The court would have to make an initial finding that the state or municipality in question is substantially unlikely, under then-current funding structures (reasonably expected taxes and revenues less reasonably anticipated operating costs) to meet its relevant pension retirement obligations. Once this ruling is made, a court-appointed “trustee for pension insolvency” would be designated. Under the guidance of this trustee, all of the relevant constituencies of pension beneficiaries and the designated representative of the relevant governmental body would have 90 days to meet and resolve the underfunding. All pension beneficiaries would be impacted equally, and no pension beneficiaries could have an exemption from the process. A “pension creditors committee” could be formed under court guidance if there were too many constituencies to allow a meaningful negotiation without such concentration of negotiators.
In the event that a majority of the labor constituencies (based on the sheer number of affected individuals) and such governmental designees are unable to reach a solution within the designated time limit (which they can extend by another 90 days by mutual consent), the trustee would have the right to architect a plan, subject ultimately to court approval and modification, to implement a restructuring plan that could include replacing the defined benefit plan with a defined contribution plan, reducing the level of pension benefits, extending the time for payment of such benefits (but only for individuals who have not yet retired) but not beyond the time that Social Security benefits would accrue under federal law, imposing an increase in local sales, property and income tax, which increased revenues could only be used to fund pension obligations.
The trustee would be required to take into consideration and to make findings in connection with demographic trends, the burden imposed on local taxpayers, the disincentives to local business to remain in the relevant governmental jurisdiction and the overall impact on the quality of life and governmental services. This is a careful balancing of interests would also be subject to judicial review. Both the governmental and labor interests would submit their objections to the submitted plan within 30 days of receipt and would be entitled to commit to a different solution based upon a majority of labor constituencies and the governmental designee’s mutual agreement to a different plan.

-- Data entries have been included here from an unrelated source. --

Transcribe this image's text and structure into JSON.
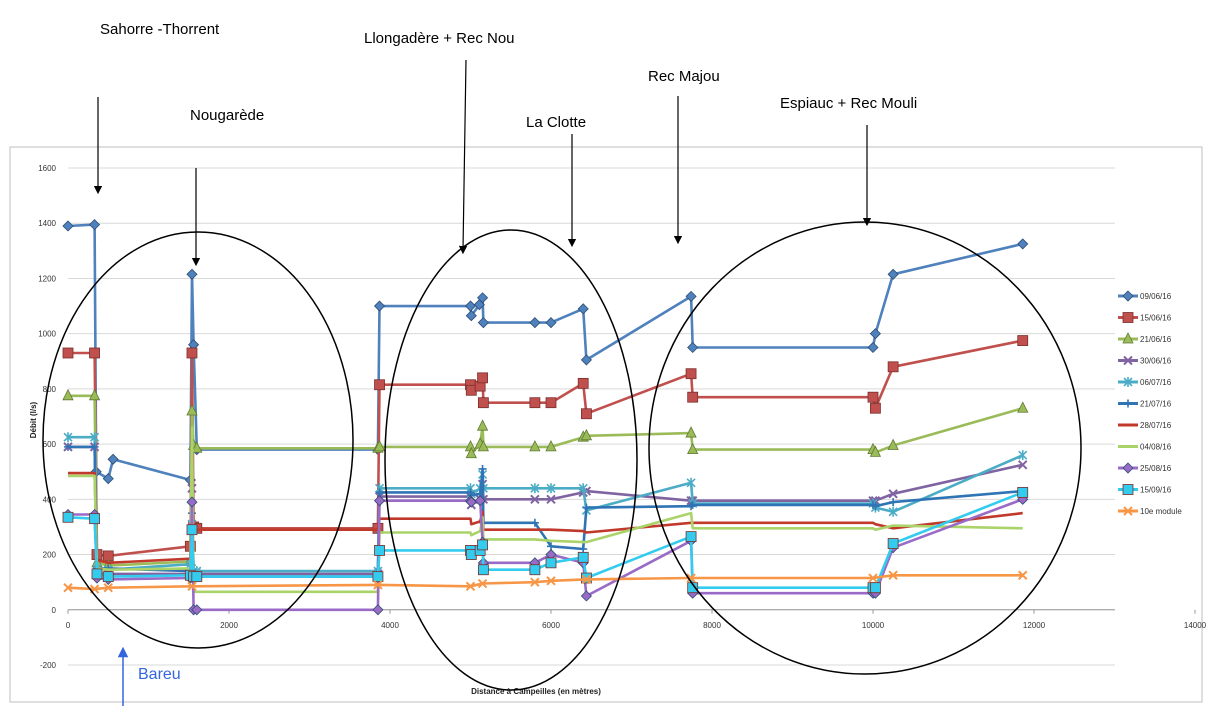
{
  "annotations": [
    {
      "id": "sahorre",
      "text": "Sahorre -Thorrent"
    },
    {
      "id": "llongadere",
      "text": "Llongadère + Rec Nou"
    },
    {
      "id": "recmajou",
      "text": "Rec Majou"
    },
    {
      "id": "nougarede",
      "text": "Nougarède"
    },
    {
      "id": "laclotte",
      "text": "La Clotte"
    },
    {
      "id": "espiauc",
      "text": "Espiauc + Rec Mouli"
    },
    {
      "id": "bareu",
      "text": "Bareu"
    }
  ],
  "chart_data": {
    "type": "line",
    "title": "",
    "xlabel": "Distance à Campeilles (en mètres)",
    "ylabel": "Débit (l/s)",
    "xlim": [
      0,
      14000
    ],
    "ylim": [
      -200,
      1600
    ],
    "xticks": [
      "0",
      "2000",
      "4000",
      "6000",
      "8000",
      "10000",
      "12000",
      "14000"
    ],
    "yticks": [
      "-200",
      "0",
      "200",
      "400",
      "600",
      "800",
      "1000",
      "1200",
      "1400",
      "1600"
    ],
    "grid": true,
    "legend_position": "right",
    "series": [
      {
        "name": "09/06/16",
        "color": "#4f81bd",
        "marker": "diamond",
        "points": [
          [
            0,
            1390
          ],
          [
            330,
            1395
          ],
          [
            350,
            500
          ],
          [
            500,
            475
          ],
          [
            560,
            545
          ],
          [
            1520,
            470
          ],
          [
            1540,
            1215
          ],
          [
            1560,
            960
          ],
          [
            1600,
            580
          ],
          [
            3850,
            580
          ],
          [
            3870,
            1100
          ],
          [
            5000,
            1100
          ],
          [
            5010,
            1065
          ],
          [
            5110,
            1105
          ],
          [
            5150,
            1130
          ],
          [
            5160,
            1040
          ],
          [
            5800,
            1040
          ],
          [
            6000,
            1040
          ],
          [
            6400,
            1090
          ],
          [
            6440,
            905
          ],
          [
            7740,
            1135
          ],
          [
            7760,
            950
          ],
          [
            10000,
            950
          ],
          [
            10030,
            1000
          ],
          [
            10250,
            1215
          ],
          [
            11860,
            1325
          ]
        ]
      },
      {
        "name": "15/06/16",
        "color": "#c0504d",
        "marker": "square",
        "points": [
          [
            0,
            930
          ],
          [
            330,
            930
          ],
          [
            360,
            200
          ],
          [
            500,
            195
          ],
          [
            1520,
            230
          ],
          [
            1540,
            930
          ],
          [
            1560,
            300
          ],
          [
            1600,
            295
          ],
          [
            3850,
            295
          ],
          [
            3870,
            815
          ],
          [
            5000,
            815
          ],
          [
            5010,
            795
          ],
          [
            5120,
            810
          ],
          [
            5150,
            840
          ],
          [
            5160,
            750
          ],
          [
            5800,
            750
          ],
          [
            6000,
            750
          ],
          [
            6400,
            820
          ],
          [
            6440,
            710
          ],
          [
            7740,
            855
          ],
          [
            7760,
            770
          ],
          [
            10000,
            770
          ],
          [
            10030,
            730
          ],
          [
            10250,
            880
          ],
          [
            11860,
            975
          ]
        ]
      },
      {
        "name": "21/06/16",
        "color": "#9bbb59",
        "marker": "triangle",
        "points": [
          [
            0,
            775
          ],
          [
            330,
            775
          ],
          [
            360,
            170
          ],
          [
            500,
            160
          ],
          [
            1520,
            175
          ],
          [
            1540,
            720
          ],
          [
            1560,
            595
          ],
          [
            1600,
            585
          ],
          [
            3850,
            585
          ],
          [
            3870,
            590
          ],
          [
            5000,
            590
          ],
          [
            5010,
            565
          ],
          [
            5120,
            600
          ],
          [
            5150,
            665
          ],
          [
            5160,
            590
          ],
          [
            5800,
            590
          ],
          [
            6000,
            590
          ],
          [
            6400,
            625
          ],
          [
            6440,
            630
          ],
          [
            7740,
            640
          ],
          [
            7760,
            580
          ],
          [
            10000,
            580
          ],
          [
            10030,
            570
          ],
          [
            10250,
            595
          ],
          [
            11860,
            730
          ]
        ]
      },
      {
        "name": "30/06/16",
        "color": "#8064a2",
        "marker": "x",
        "points": [
          [
            0,
            590
          ],
          [
            330,
            590
          ],
          [
            360,
            130
          ],
          [
            500,
            130
          ],
          [
            1520,
            130
          ],
          [
            1540,
            440
          ],
          [
            1560,
            130
          ],
          [
            1600,
            130
          ],
          [
            3850,
            130
          ],
          [
            3870,
            410
          ],
          [
            5000,
            410
          ],
          [
            5010,
            380
          ],
          [
            5120,
            400
          ],
          [
            5150,
            455
          ],
          [
            5160,
            400
          ],
          [
            5800,
            400
          ],
          [
            6000,
            400
          ],
          [
            6400,
            425
          ],
          [
            6440,
            430
          ],
          [
            7740,
            395
          ],
          [
            7760,
            395
          ],
          [
            10000,
            395
          ],
          [
            10030,
            395
          ],
          [
            10250,
            420
          ],
          [
            11860,
            525
          ]
        ]
      },
      {
        "name": "06/07/16",
        "color": "#4bacc6",
        "marker": "star",
        "points": [
          [
            0,
            625
          ],
          [
            330,
            625
          ],
          [
            360,
            150
          ],
          [
            500,
            145
          ],
          [
            1520,
            165
          ],
          [
            1540,
            310
          ],
          [
            1560,
            140
          ],
          [
            1600,
            140
          ],
          [
            3850,
            140
          ],
          [
            3870,
            440
          ],
          [
            5000,
            440
          ],
          [
            5010,
            420
          ],
          [
            5120,
            440
          ],
          [
            5150,
            490
          ],
          [
            5160,
            440
          ],
          [
            5800,
            440
          ],
          [
            6000,
            440
          ],
          [
            6400,
            440
          ],
          [
            6440,
            360
          ],
          [
            7740,
            460
          ],
          [
            7760,
            385
          ],
          [
            10000,
            385
          ],
          [
            10030,
            370
          ],
          [
            10250,
            355
          ],
          [
            11860,
            560
          ]
        ]
      },
      {
        "name": "21/07/16",
        "color": "#2f74b5",
        "marker": "plus",
        "points": [
          [
            0,
            590
          ],
          [
            330,
            590
          ],
          [
            360,
            150
          ],
          [
            500,
            150
          ],
          [
            1520,
            140
          ],
          [
            1540,
            350
          ],
          [
            1560,
            120
          ],
          [
            1600,
            120
          ],
          [
            3850,
            120
          ],
          [
            3870,
            425
          ],
          [
            5000,
            425
          ],
          [
            5010,
            415
          ],
          [
            5120,
            420
          ],
          [
            5150,
            510
          ],
          [
            5160,
            315
          ],
          [
            5800,
            315
          ],
          [
            6000,
            230
          ],
          [
            6400,
            220
          ],
          [
            6440,
            370
          ],
          [
            7740,
            375
          ],
          [
            7760,
            380
          ],
          [
            10000,
            380
          ],
          [
            10030,
            375
          ],
          [
            10250,
            390
          ],
          [
            11860,
            430
          ]
        ]
      },
      {
        "name": "28/07/16",
        "color": "#c0392b",
        "marker": "line",
        "points": [
          [
            0,
            495
          ],
          [
            330,
            495
          ],
          [
            360,
            180
          ],
          [
            500,
            170
          ],
          [
            1520,
            185
          ],
          [
            1540,
            520
          ],
          [
            1560,
            290
          ],
          [
            1600,
            290
          ],
          [
            3850,
            290
          ],
          [
            3870,
            330
          ],
          [
            5000,
            330
          ],
          [
            5010,
            310
          ],
          [
            5120,
            320
          ],
          [
            5150,
            355
          ],
          [
            5160,
            290
          ],
          [
            5800,
            290
          ],
          [
            6000,
            290
          ],
          [
            6400,
            285
          ],
          [
            6440,
            280
          ],
          [
            7740,
            315
          ],
          [
            7760,
            315
          ],
          [
            10000,
            315
          ],
          [
            10030,
            310
          ],
          [
            10250,
            295
          ],
          [
            11860,
            350
          ]
        ]
      },
      {
        "name": "04/08/16",
        "color": "#aad36a",
        "marker": "line",
        "points": [
          [
            0,
            485
          ],
          [
            330,
            485
          ],
          [
            360,
            150
          ],
          [
            500,
            145
          ],
          [
            1520,
            150
          ],
          [
            1540,
            660
          ],
          [
            1560,
            65
          ],
          [
            1600,
            65
          ],
          [
            3850,
            65
          ],
          [
            3870,
            280
          ],
          [
            5000,
            280
          ],
          [
            5010,
            270
          ],
          [
            5120,
            285
          ],
          [
            5150,
            335
          ],
          [
            5160,
            255
          ],
          [
            5800,
            255
          ],
          [
            6000,
            250
          ],
          [
            6400,
            245
          ],
          [
            6440,
            245
          ],
          [
            7740,
            350
          ],
          [
            7760,
            295
          ],
          [
            10000,
            295
          ],
          [
            10030,
            290
          ],
          [
            10250,
            305
          ],
          [
            11860,
            295
          ]
        ]
      },
      {
        "name": "25/08/16",
        "color": "#9a6ac7",
        "marker": "diamond",
        "points": [
          [
            0,
            345
          ],
          [
            330,
            345
          ],
          [
            360,
            115
          ],
          [
            500,
            110
          ],
          [
            1520,
            115
          ],
          [
            1540,
            390
          ],
          [
            1560,
            0
          ],
          [
            1600,
            0
          ],
          [
            3850,
            0
          ],
          [
            3870,
            395
          ],
          [
            5000,
            395
          ],
          [
            5010,
            390
          ],
          [
            5120,
            395
          ],
          [
            5150,
            245
          ],
          [
            5160,
            170
          ],
          [
            5800,
            170
          ],
          [
            6000,
            200
          ],
          [
            6400,
            170
          ],
          [
            6440,
            50
          ],
          [
            7740,
            250
          ],
          [
            7760,
            60
          ],
          [
            10000,
            60
          ],
          [
            10030,
            60
          ],
          [
            10250,
            225
          ],
          [
            11860,
            400
          ]
        ]
      },
      {
        "name": "15/09/16",
        "color": "#33ccee",
        "marker": "square",
        "points": [
          [
            0,
            335
          ],
          [
            330,
            330
          ],
          [
            360,
            130
          ],
          [
            500,
            120
          ],
          [
            1520,
            125
          ],
          [
            1540,
            290
          ],
          [
            1560,
            120
          ],
          [
            1600,
            120
          ],
          [
            3850,
            120
          ],
          [
            3870,
            215
          ],
          [
            5000,
            215
          ],
          [
            5010,
            200
          ],
          [
            5120,
            215
          ],
          [
            5150,
            235
          ],
          [
            5160,
            145
          ],
          [
            5800,
            145
          ],
          [
            6000,
            170
          ],
          [
            6400,
            190
          ],
          [
            6440,
            115
          ],
          [
            7740,
            265
          ],
          [
            7760,
            80
          ],
          [
            10000,
            80
          ],
          [
            10030,
            80
          ],
          [
            10250,
            240
          ],
          [
            11860,
            425
          ]
        ]
      },
      {
        "name": "10e module",
        "color": "#f79646",
        "marker": "x",
        "points": [
          [
            0,
            80
          ],
          [
            330,
            75
          ],
          [
            500,
            80
          ],
          [
            1540,
            85
          ],
          [
            3850,
            90
          ],
          [
            5000,
            85
          ],
          [
            5150,
            95
          ],
          [
            5800,
            100
          ],
          [
            6000,
            105
          ],
          [
            6440,
            110
          ],
          [
            7740,
            115
          ],
          [
            10000,
            115
          ],
          [
            10250,
            125
          ],
          [
            11860,
            125
          ]
        ]
      }
    ]
  }
}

After a thorough review and assuming no such alternative plan is accepted, the court would have the right to remand the plan back to the trustee with specific recommendation or to make the modifications itself. The final decision of the court would be subject to review and appeal under federal law, but the trustee would be empowered to implement the court’s ruling.

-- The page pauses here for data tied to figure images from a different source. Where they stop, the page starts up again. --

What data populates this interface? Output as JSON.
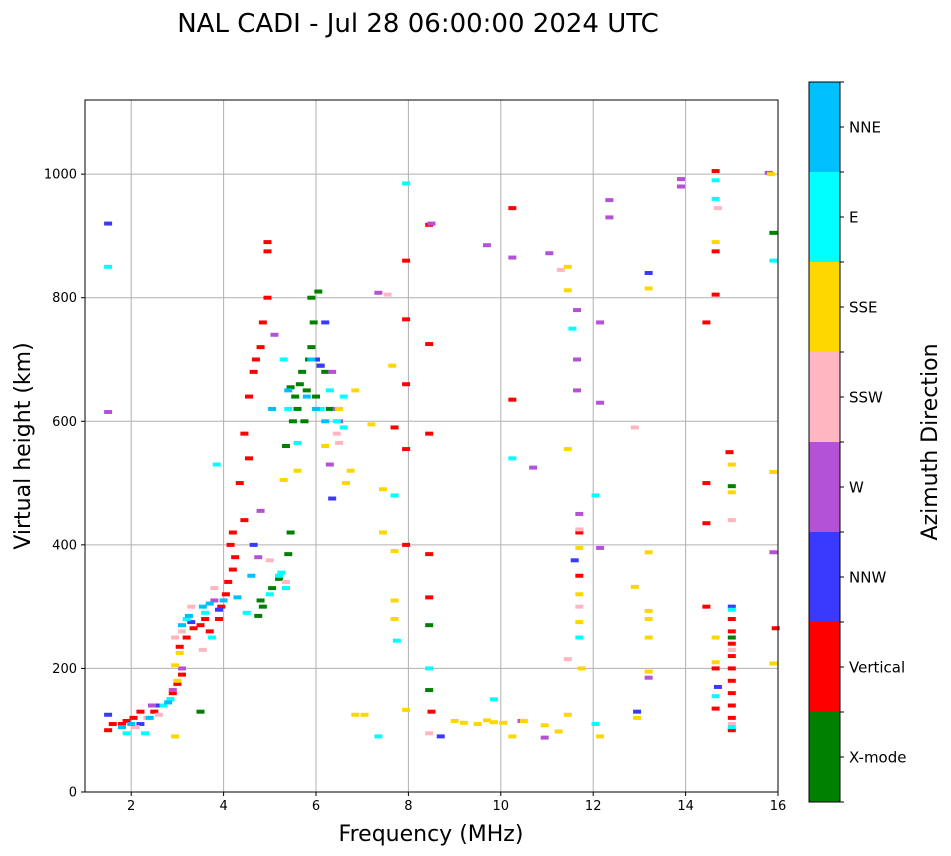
{
  "chart_data": {
    "type": "scatter",
    "title": "NAL CADI - Jul 28 06:00:00 2024 UTC",
    "xlabel": "Frequency (MHz)",
    "ylabel": "Virtual height (km)",
    "xlim": [
      1,
      16
    ],
    "ylim": [
      0,
      1120
    ],
    "xticks": [
      2,
      4,
      6,
      8,
      10,
      12,
      14,
      16
    ],
    "yticks": [
      0,
      200,
      400,
      600,
      800,
      1000
    ],
    "grid": true,
    "colorbar": {
      "label": "Azimuth Direction",
      "categories": [
        "X-mode",
        "Vertical",
        "NNW",
        "W",
        "SSW",
        "SSE",
        "E",
        "NNE"
      ],
      "colors": [
        "#008000",
        "#ff0000",
        "#3a3aff",
        "#b452d6",
        "#ffb6c1",
        "#ffd700",
        "#00ffff",
        "#00bfff"
      ]
    },
    "series": [
      {
        "name": "X-mode",
        "points": [
          [
            4.75,
            285
          ],
          [
            4.8,
            310
          ],
          [
            4.85,
            300
          ],
          [
            5.05,
            330
          ],
          [
            5.2,
            345
          ],
          [
            5.4,
            385
          ],
          [
            5.45,
            420
          ],
          [
            5.35,
            560
          ],
          [
            5.5,
            600
          ],
          [
            5.55,
            640
          ],
          [
            5.6,
            620
          ],
          [
            5.7,
            680
          ],
          [
            5.75,
            600
          ],
          [
            5.8,
            650
          ],
          [
            5.85,
            700
          ],
          [
            5.9,
            720
          ],
          [
            5.95,
            760
          ],
          [
            6.0,
            640
          ],
          [
            6.1,
            690
          ],
          [
            6.05,
            810
          ],
          [
            5.9,
            800
          ],
          [
            6.2,
            680
          ],
          [
            6.3,
            620
          ],
          [
            5.65,
            660
          ],
          [
            5.45,
            655
          ],
          [
            3.5,
            130
          ],
          [
            8.45,
            270
          ],
          [
            8.45,
            165
          ],
          [
            15.9,
            905
          ],
          [
            15.0,
            495
          ],
          [
            15.0,
            250
          ]
        ]
      },
      {
        "name": "Vertical",
        "points": [
          [
            1.5,
            100
          ],
          [
            1.6,
            110
          ],
          [
            1.8,
            110
          ],
          [
            1.9,
            115
          ],
          [
            2.05,
            120
          ],
          [
            2.2,
            130
          ],
          [
            2.5,
            130
          ],
          [
            2.7,
            140
          ],
          [
            2.85,
            150
          ],
          [
            2.9,
            160
          ],
          [
            3.0,
            175
          ],
          [
            3.1,
            190
          ],
          [
            3.05,
            235
          ],
          [
            3.2,
            250
          ],
          [
            3.35,
            265
          ],
          [
            3.5,
            270
          ],
          [
            3.6,
            280
          ],
          [
            3.7,
            260
          ],
          [
            3.9,
            280
          ],
          [
            3.95,
            300
          ],
          [
            4.05,
            320
          ],
          [
            4.1,
            340
          ],
          [
            4.2,
            360
          ],
          [
            4.25,
            380
          ],
          [
            4.15,
            400
          ],
          [
            4.2,
            420
          ],
          [
            4.45,
            440
          ],
          [
            4.35,
            500
          ],
          [
            4.55,
            540
          ],
          [
            4.55,
            640
          ],
          [
            4.65,
            680
          ],
          [
            4.7,
            700
          ],
          [
            4.8,
            720
          ],
          [
            4.85,
            760
          ],
          [
            4.95,
            800
          ],
          [
            4.45,
            580
          ],
          [
            4.95,
            890
          ],
          [
            4.95,
            875
          ],
          [
            7.7,
            590
          ],
          [
            7.95,
            400
          ],
          [
            7.95,
            555
          ],
          [
            7.95,
            660
          ],
          [
            7.95,
            765
          ],
          [
            7.95,
            860
          ],
          [
            8.45,
            918
          ],
          [
            8.45,
            725
          ],
          [
            8.45,
            580
          ],
          [
            8.45,
            385
          ],
          [
            8.45,
            315
          ],
          [
            8.5,
            130
          ],
          [
            10.25,
            945
          ],
          [
            10.25,
            635
          ],
          [
            14.45,
            760
          ],
          [
            14.45,
            500
          ],
          [
            14.45,
            435
          ],
          [
            14.45,
            300
          ],
          [
            14.65,
            1005
          ],
          [
            14.65,
            875
          ],
          [
            14.65,
            805
          ],
          [
            14.65,
            200
          ],
          [
            14.65,
            135
          ],
          [
            14.95,
            550
          ],
          [
            15.0,
            100
          ],
          [
            15.0,
            120
          ],
          [
            15.0,
            140
          ],
          [
            15.0,
            160
          ],
          [
            15.0,
            180
          ],
          [
            15.0,
            200
          ],
          [
            15.0,
            220
          ],
          [
            15.0,
            240
          ],
          [
            15.0,
            260
          ],
          [
            15.0,
            280
          ],
          [
            15.95,
            265
          ],
          [
            11.7,
            420
          ],
          [
            11.7,
            350
          ]
        ]
      },
      {
        "name": "NNW",
        "points": [
          [
            1.5,
            920
          ],
          [
            1.5,
            125
          ],
          [
            2.2,
            110
          ],
          [
            2.6,
            140
          ],
          [
            3.3,
            275
          ],
          [
            3.9,
            295
          ],
          [
            6.0,
            700
          ],
          [
            6.1,
            690
          ],
          [
            6.35,
            475
          ],
          [
            6.2,
            760
          ],
          [
            4.65,
            400
          ],
          [
            8.7,
            90
          ],
          [
            12.95,
            130
          ],
          [
            13.2,
            840
          ],
          [
            11.6,
            375
          ],
          [
            15.0,
            300
          ],
          [
            14.7,
            170
          ]
        ]
      },
      {
        "name": "W",
        "points": [
          [
            1.5,
            615
          ],
          [
            2.45,
            140
          ],
          [
            2.9,
            165
          ],
          [
            3.1,
            200
          ],
          [
            3.8,
            310
          ],
          [
            4.8,
            455
          ],
          [
            4.75,
            380
          ],
          [
            5.1,
            740
          ],
          [
            6.3,
            530
          ],
          [
            6.35,
            680
          ],
          [
            6.45,
            620
          ],
          [
            6.5,
            600
          ],
          [
            7.35,
            808
          ],
          [
            8.5,
            920
          ],
          [
            9.7,
            885
          ],
          [
            10.25,
            865
          ],
          [
            10.45,
            115
          ],
          [
            10.7,
            525
          ],
          [
            10.95,
            88
          ],
          [
            11.05,
            872
          ],
          [
            11.65,
            700
          ],
          [
            11.65,
            650
          ],
          [
            11.65,
            780
          ],
          [
            11.7,
            450
          ],
          [
            12.15,
            760
          ],
          [
            12.15,
            630
          ],
          [
            12.15,
            395
          ],
          [
            12.35,
            958
          ],
          [
            12.35,
            930
          ],
          [
            13.2,
            185
          ],
          [
            13.9,
            992
          ],
          [
            13.9,
            980
          ],
          [
            15.8,
            1002
          ],
          [
            15.9,
            388
          ]
        ]
      },
      {
        "name": "SSW",
        "points": [
          [
            2.1,
            105
          ],
          [
            2.35,
            120
          ],
          [
            2.6,
            125
          ],
          [
            2.95,
            250
          ],
          [
            3.1,
            260
          ],
          [
            3.3,
            300
          ],
          [
            3.55,
            230
          ],
          [
            3.8,
            330
          ],
          [
            5.0,
            375
          ],
          [
            5.35,
            340
          ],
          [
            6.45,
            580
          ],
          [
            6.5,
            565
          ],
          [
            7.55,
            805
          ],
          [
            8.45,
            95
          ],
          [
            11.3,
            845
          ],
          [
            11.45,
            215
          ],
          [
            11.7,
            425
          ],
          [
            11.7,
            300
          ],
          [
            12.9,
            590
          ],
          [
            14.7,
            945
          ],
          [
            15.0,
            440
          ],
          [
            15.0,
            110
          ],
          [
            15.0,
            230
          ]
        ]
      },
      {
        "name": "SSE",
        "points": [
          [
            2.95,
            90
          ],
          [
            2.95,
            205
          ],
          [
            3.0,
            180
          ],
          [
            3.05,
            225
          ],
          [
            5.3,
            505
          ],
          [
            5.6,
            520
          ],
          [
            6.2,
            560
          ],
          [
            6.5,
            620
          ],
          [
            6.65,
            500
          ],
          [
            6.75,
            520
          ],
          [
            6.85,
            650
          ],
          [
            7.2,
            595
          ],
          [
            7.45,
            490
          ],
          [
            7.65,
            690
          ],
          [
            7.7,
            310
          ],
          [
            7.7,
            280
          ],
          [
            7.7,
            390
          ],
          [
            7.45,
            420
          ],
          [
            6.85,
            125
          ],
          [
            7.05,
            125
          ],
          [
            7.95,
            133
          ],
          [
            9.0,
            115
          ],
          [
            9.2,
            112
          ],
          [
            9.5,
            110
          ],
          [
            9.7,
            116
          ],
          [
            9.85,
            113
          ],
          [
            10.05,
            112
          ],
          [
            10.25,
            90
          ],
          [
            10.5,
            115
          ],
          [
            10.95,
            108
          ],
          [
            11.25,
            98
          ],
          [
            11.45,
            125
          ],
          [
            11.45,
            555
          ],
          [
            11.45,
            850
          ],
          [
            11.45,
            812
          ],
          [
            11.7,
            395
          ],
          [
            11.7,
            320
          ],
          [
            11.7,
            275
          ],
          [
            11.75,
            200
          ],
          [
            12.15,
            90
          ],
          [
            12.9,
            332
          ],
          [
            12.95,
            120
          ],
          [
            13.2,
            388
          ],
          [
            13.2,
            815
          ],
          [
            13.2,
            293
          ],
          [
            13.2,
            280
          ],
          [
            13.2,
            250
          ],
          [
            13.2,
            195
          ],
          [
            14.65,
            890
          ],
          [
            14.65,
            250
          ],
          [
            14.65,
            210
          ],
          [
            15.0,
            530
          ],
          [
            15.0,
            485
          ],
          [
            15.9,
            518
          ],
          [
            15.9,
            208
          ],
          [
            15.85,
            1000
          ]
        ]
      },
      {
        "name": "E",
        "points": [
          [
            1.5,
            850
          ],
          [
            1.9,
            95
          ],
          [
            2.3,
            95
          ],
          [
            2.7,
            140
          ],
          [
            2.85,
            150
          ],
          [
            3.2,
            280
          ],
          [
            3.6,
            290
          ],
          [
            3.75,
            250
          ],
          [
            3.85,
            530
          ],
          [
            4.5,
            290
          ],
          [
            5.0,
            320
          ],
          [
            5.2,
            350
          ],
          [
            5.35,
            330
          ],
          [
            5.25,
            355
          ],
          [
            5.3,
            700
          ],
          [
            5.4,
            620
          ],
          [
            5.6,
            565
          ],
          [
            6.1,
            620
          ],
          [
            6.3,
            650
          ],
          [
            6.45,
            600
          ],
          [
            6.6,
            640
          ],
          [
            6.6,
            590
          ],
          [
            7.35,
            90
          ],
          [
            7.75,
            245
          ],
          [
            7.7,
            480
          ],
          [
            7.95,
            985
          ],
          [
            8.45,
            200
          ],
          [
            9.85,
            150
          ],
          [
            10.25,
            540
          ],
          [
            11.55,
            750
          ],
          [
            11.7,
            250
          ],
          [
            12.05,
            110
          ],
          [
            12.05,
            480
          ],
          [
            14.65,
            990
          ],
          [
            14.65,
            960
          ],
          [
            14.65,
            155
          ],
          [
            15.0,
            295
          ],
          [
            15.0,
            105
          ],
          [
            15.9,
            860
          ]
        ]
      },
      {
        "name": "NNE",
        "points": [
          [
            1.8,
            105
          ],
          [
            2.0,
            110
          ],
          [
            2.4,
            120
          ],
          [
            2.8,
            145
          ],
          [
            3.1,
            270
          ],
          [
            3.25,
            285
          ],
          [
            3.55,
            300
          ],
          [
            3.7,
            305
          ],
          [
            4.0,
            310
          ],
          [
            4.3,
            315
          ],
          [
            4.6,
            350
          ],
          [
            5.05,
            620
          ],
          [
            5.4,
            650
          ],
          [
            5.8,
            640
          ],
          [
            5.9,
            700
          ],
          [
            6.0,
            620
          ],
          [
            6.2,
            600
          ]
        ]
      }
    ]
  }
}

At the end of the day, a solution is necessary. While unions might fiercely resist this new statute, they would be infinitely worse off if they triggered a complete Chapter 9 bankruptcy. This is the lesser of two evils and definitely creates a path to get money into those pension systems to pay retirees, which has to be attractive to unions whose members might get slammed by full insolvency. This is also a solution that should be embraced on a non-partisan basis, something that might find its way as the basis for a House of Representatives otherwise unable to compromise. Perhaps it is precisely the kind of “give” that Democrats need to make to entice Republicans into revenue enhancements as part of the overall budget process.
I’m Peter Dekom, and it’s time to find solutions for our biggest problems!